Je ne pensais pas écrire sur la mort de Juliette Gréco. Le personnage ne m’a jamais plu ni même intéressé quelles que soient ses qualités d’interprète. Rien de ce que j’ai lu sur elle, pourtant toujours élogieux, ne m’a convaincu. Au contraire, j’y voyais un personnage hors du temps, hors de la réalité, prétentieux et conscient de sa réputation. Le dernier clou a été enfoncé après avoir vu chez des amis une émission où M. Michel Drucker recevait la chanteuse et passait un reportage effectué chez elle. Son bureau venait d’être rangé par son employée, croyant bien faire avant l’arrivée des caméras. Elle s’est mise en colère et la séquence a été écourtée. On passe vite à autre chose, un autre plan, une autre vue de la propriété, du jardin etc. C’est à la façon de traiter le petit personnel qu’on voit la véritable personnalité de quelqu’un.

 

La chronique de François Morel, en ce vendredi 25 septembre 2020 m’a éclairé sur un autre aspect. La thèse qu’il développe, c’est que « le 20e siècle est précisément mort en 2020 »

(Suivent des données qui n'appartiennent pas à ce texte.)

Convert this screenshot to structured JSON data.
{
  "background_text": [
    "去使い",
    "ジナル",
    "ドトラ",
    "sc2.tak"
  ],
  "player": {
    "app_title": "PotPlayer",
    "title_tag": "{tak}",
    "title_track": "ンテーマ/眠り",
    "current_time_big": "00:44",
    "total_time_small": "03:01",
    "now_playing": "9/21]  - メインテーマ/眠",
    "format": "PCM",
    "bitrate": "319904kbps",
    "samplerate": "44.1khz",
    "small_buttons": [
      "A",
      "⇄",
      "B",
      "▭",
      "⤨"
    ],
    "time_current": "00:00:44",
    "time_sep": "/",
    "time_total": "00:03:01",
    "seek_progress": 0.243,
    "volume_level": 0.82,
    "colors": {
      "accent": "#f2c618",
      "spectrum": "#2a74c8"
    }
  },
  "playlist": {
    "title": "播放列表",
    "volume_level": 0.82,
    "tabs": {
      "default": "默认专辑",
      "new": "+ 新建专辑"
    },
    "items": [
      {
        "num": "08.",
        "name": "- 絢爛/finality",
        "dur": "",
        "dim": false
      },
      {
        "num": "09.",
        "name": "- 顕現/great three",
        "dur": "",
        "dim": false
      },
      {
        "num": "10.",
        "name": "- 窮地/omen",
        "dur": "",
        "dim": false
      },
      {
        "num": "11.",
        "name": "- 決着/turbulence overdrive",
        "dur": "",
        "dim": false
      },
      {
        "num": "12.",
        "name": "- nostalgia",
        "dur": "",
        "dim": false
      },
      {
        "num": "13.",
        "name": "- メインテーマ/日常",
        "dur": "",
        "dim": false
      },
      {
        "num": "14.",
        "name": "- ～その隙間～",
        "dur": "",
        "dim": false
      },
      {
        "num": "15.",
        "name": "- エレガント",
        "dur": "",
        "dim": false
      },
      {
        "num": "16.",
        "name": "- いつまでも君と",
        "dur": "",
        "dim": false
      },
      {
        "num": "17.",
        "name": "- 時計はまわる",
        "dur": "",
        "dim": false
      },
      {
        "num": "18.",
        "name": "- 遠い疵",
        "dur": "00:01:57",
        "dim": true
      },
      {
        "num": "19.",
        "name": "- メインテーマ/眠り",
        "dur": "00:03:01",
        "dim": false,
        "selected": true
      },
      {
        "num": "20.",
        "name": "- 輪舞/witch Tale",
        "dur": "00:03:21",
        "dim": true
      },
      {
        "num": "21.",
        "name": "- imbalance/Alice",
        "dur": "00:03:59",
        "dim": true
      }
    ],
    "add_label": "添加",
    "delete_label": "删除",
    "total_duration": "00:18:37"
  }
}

https://www.franceinter.fr/emissions/le-billet-de-francois-morel/le-billet-de-francois-morel-25-septembre-2020

On peut, en effet le penser. C’était la dernière de cette génération de chanteurs à textes, servis le plus souvent par de belles musiques, montrant qu’on peut être populaire, s’adresser au grand public avec des mots qui font réfléchir sans ennuyer ni culpabiliser et sans insulter personne. Le chansonnier a cité les noms de Ferré, Brassens, Brel, Béart, Gainsbourg, tous morts à la fin du siècle dernier. On pourrait ajouter Ferrat, Reggiani, Moustaki, Clay, Bécaud, Magny, Sauvage, Aubret, Mouloudji, Frères-Jacques, Barbara...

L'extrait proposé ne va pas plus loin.